An unaddressed challenge in multi-agent coordination is to enable AI agents to exploit the semantic relationships between the features of actions and the features of observations. Humans take advantage of these relationships in highly intuitive ways. For instance, in the absence of a shared language, we might point to the object we desire or hold up our fingers to indicate how many objects we want. To address this challenge, we investigate the effect of network architecture on the propensity of learning algorithms to exploit these semantic relationships. Across a procedurally generated coordination task, we find that attention-based architectures that jointly process a featurized representation of observations and actions have a better inductive bias for learning intuitive policies. Through fine-grained evaluation and scenario analysis, we show that the resulting policies are humaninterpretable. Moreover, such agents coordinate with people without training on any human data.

1. INTRODUCTION

Successful collaboration between agents requires coordination (Tomasello et al., 2005; Misyak et al., 2014; Kleiman-Weiner et al., 2016) , which is challenging because coordinated strategies can be arbitrary (Lewis, 1969; Young, 1993; Lerer & Peysakhovich, 2018) . A priori, one can neither deduce which side of the road to drive, nor what utterance to use to refer to ♡ (Pal et al., 2020) . In these cases coordination can arise from actors best responding to what others are already doing-i.e., following a convention. For example, Americans drive on the right side of the road and say "heart" to refer to ♡ while Japanese drive on the left and say "shinzo". Yet in many situations prior conventions may not be available and agents may be faced with entirely novel situations or partners.
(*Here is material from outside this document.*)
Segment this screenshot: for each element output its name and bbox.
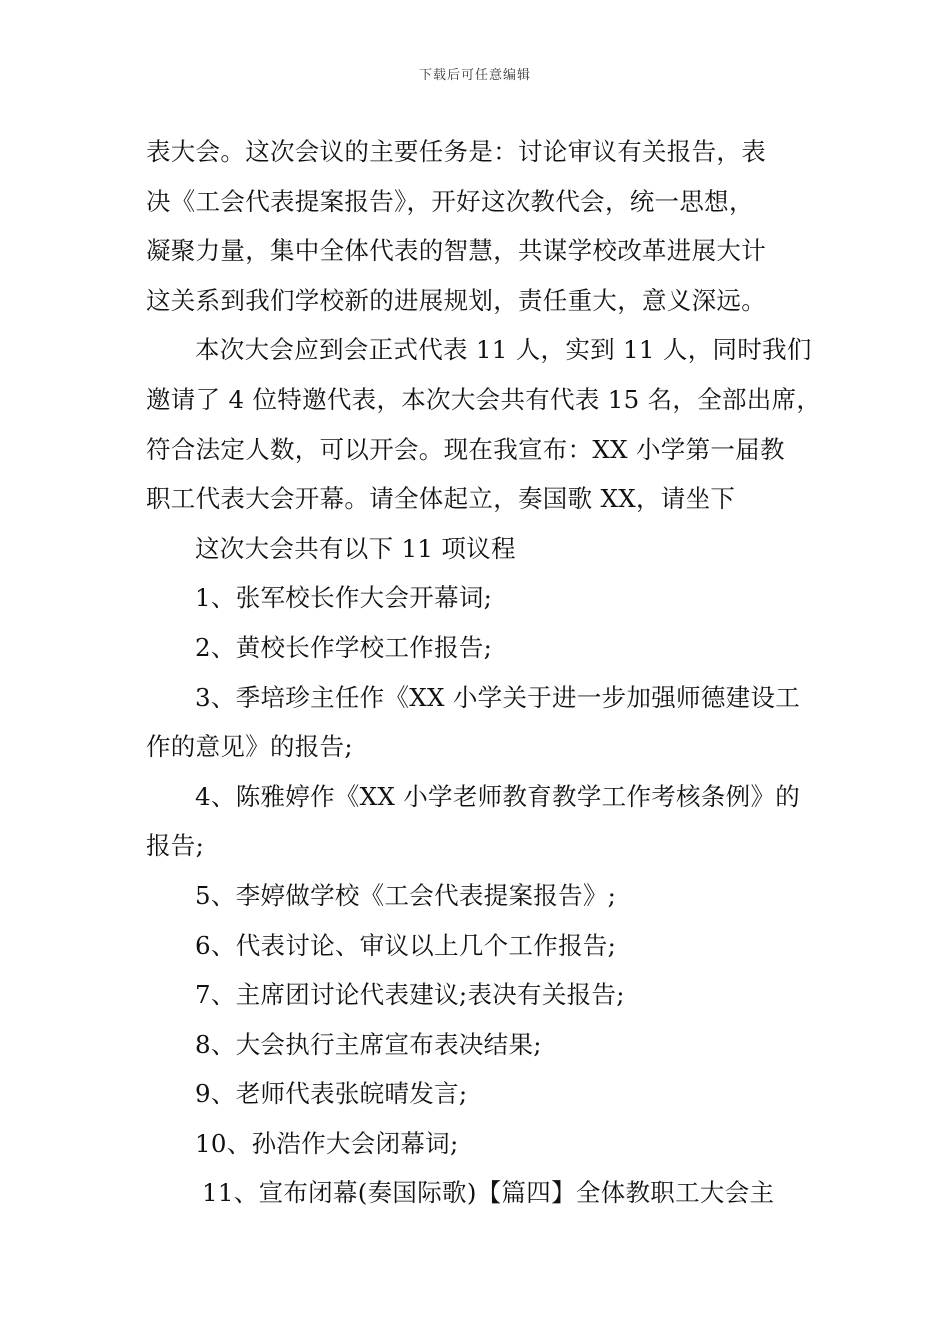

In this work, we study ways that agents may learn to leverage semantic relations between observations and actions to coordinate with agents they have had no experience interacting with before. Consider the shapes in Fig. 1 . When asked to assign the names "Bouba" and "Kiki" to the two shapes, people name the jagged object "Kiki" and the curvy object "Bouba" (Köhler, 1929) . This finding is robust across different linguistic communities and cultures and is even found in young children (Maurer et al., 2006) . The causal explanation is that people match a "jaggedness"-feature and "curvey"-feature in both the visual and auditory data. Across the above cases, there seems to be a generalized mechanism for mapping the features of the person's action with the features of the action that the person desires the other agent to take. In the absence of norms or conventions, people may minimize the distance between these features when making a choice. This basic form of feature utilization in humans predates verbal behavior (Tomasello et al., 2007) , and this capability has been hypothesized as a key predecessor to more sophisticated language development and acquisition (Tomasello et al., 2005) . Modeling these capacities is key for building machines that can robustly coordinate with other agents and with people (Kleiman-Weiner et al., 2016; Dafoe et al., 2020) . Might this general mechanism emerge through multi-agent reinforcement learning across a range of tasks? As we will show, reinforcement learning agents naively trained with self-play fail to learn to coordinate even in these obvious ways. Instead, they develop arbitrary private languages that are



Figure 1: The "Bouba" (right) and "Kiki" (left) effect.